Malware researchers found a crypto malware named Venis Ransomware while searching the Dark Web for encryption Trojans that are available for sale. The first samples of the Venis Ransomware revealed that it was still in development and did not encrypt files initially. Propagation techniques for the Venis Ransomware involve spam email loaded with a Trojan-Dropper and corrupted DOCX and PDF files. Initial threat assessment showed that the Venis Ransomware relies on a constant connection to its 'Command and Control' servers to operate. Researchers alert that the Venis Ransomware may receive updates soon and include data grabbing functionality.

The Coders Behind the Venis Ransomware Claim to Collect Data Like Login Credentials and Personal Messages

The ransom note suggests that the Venis Ransomware is using the AES-2028 cipher, which is a military-grade encryption technology. Contemporary computing resources are unable to crack the AES-2048 encoding, which makes the technology very reliable. The Venis Ransomware is programmed to target the following data containers:

.csv, .doc, .ppt, .xls,.avi, .bak, .bmp, .dbf, .djvu, .docx, .exe, .flv, .gif, .jpeg, .jpg, .max, .mdb, .mdf, .mkv, .mov, .mpeg, .mpg, .odt, .pdf, .png, .pps, .pptm, .pptx, .psd, .rar, .raw, .tar, .tif, .txt, .vob, .wav, .wma, .wmv, .xlsb, .xlsx, .zip.

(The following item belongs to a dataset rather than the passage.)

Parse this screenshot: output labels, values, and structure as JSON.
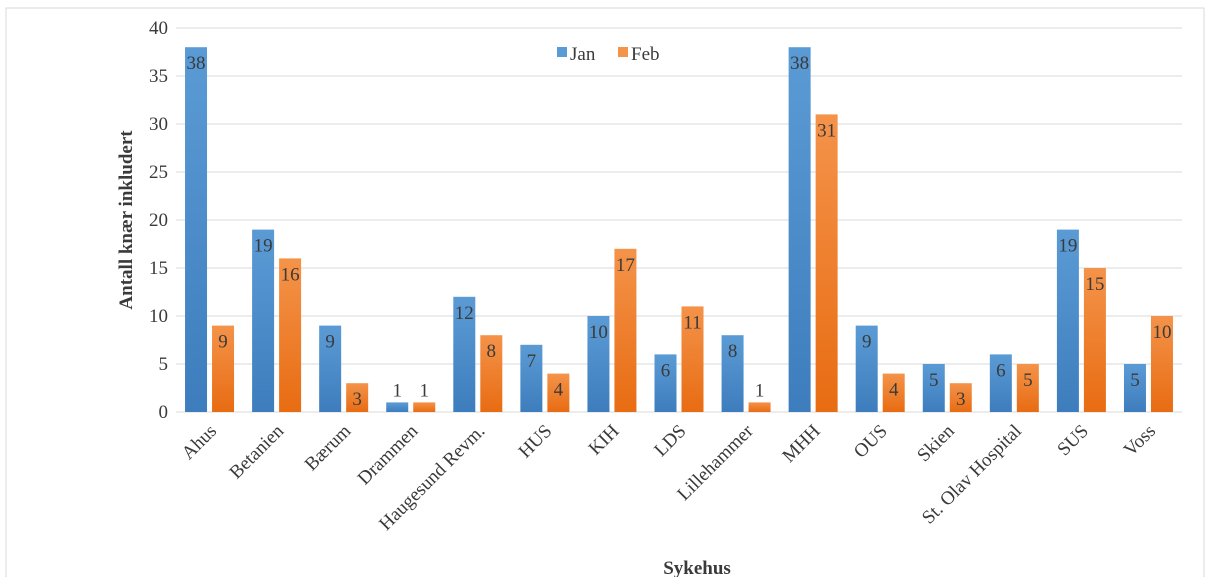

The ransom note is delivered as TXT file that is dropped on the desktop and reads:

'A11 your files has been encrypted with AES 2048. (Military Grade Encryption)
The key has been sent to our private server which we have access to.
There are no tools online that will allow you to decode your files for free.
The following info has been gathered about this PC.
Usernames
Chrome Passwords/Firefox Passwords
Facebook Messages
Skype History (Deleted and non deleted)
Browser History
Tor History
You have 72 Hours To Comply. (Each delay will cause a price increase)
Drives are completely wiped after this time period is finished while the info is released for the public. (Nothing is spared)
Send us a message at: (Email)
VenisRansom@protonmail.com'

VenisRansom@Protonmail.com is the Communications Hub for the Venis Ransomware

Users that were infected with the Venis Ransomware will be welcomed to write an email to VenisRansom@protonmail.com, which includes their ID number. The makers of VenisRansom@protonmail.com may direct users to register an account for the BitMessage IM client and open a private channel for payment instructions. Cyber extortionists behind threats like the YOUGOTHACKED Ransomware and the KillerLocker Ransomware favor IM clients that offer anonymity. As stated above, the Venis Ransomware does not include data grabbing functionality, but it may receive updates and expand its features. Computer users should not panic when the Venis Ransomware succeeds to encrypt their data. The Venis Ransomware is unable to alter files on password protected drives and network shares. Additionally, the Venis Ransomware is unlikely to delete backup images stored on local drives and disconnected portable HDD and SSD devices. Services like Google Drive and Dropbox can be used to restore data after a trusted anti-malware solution is used to eliminate the Venis Ransomware.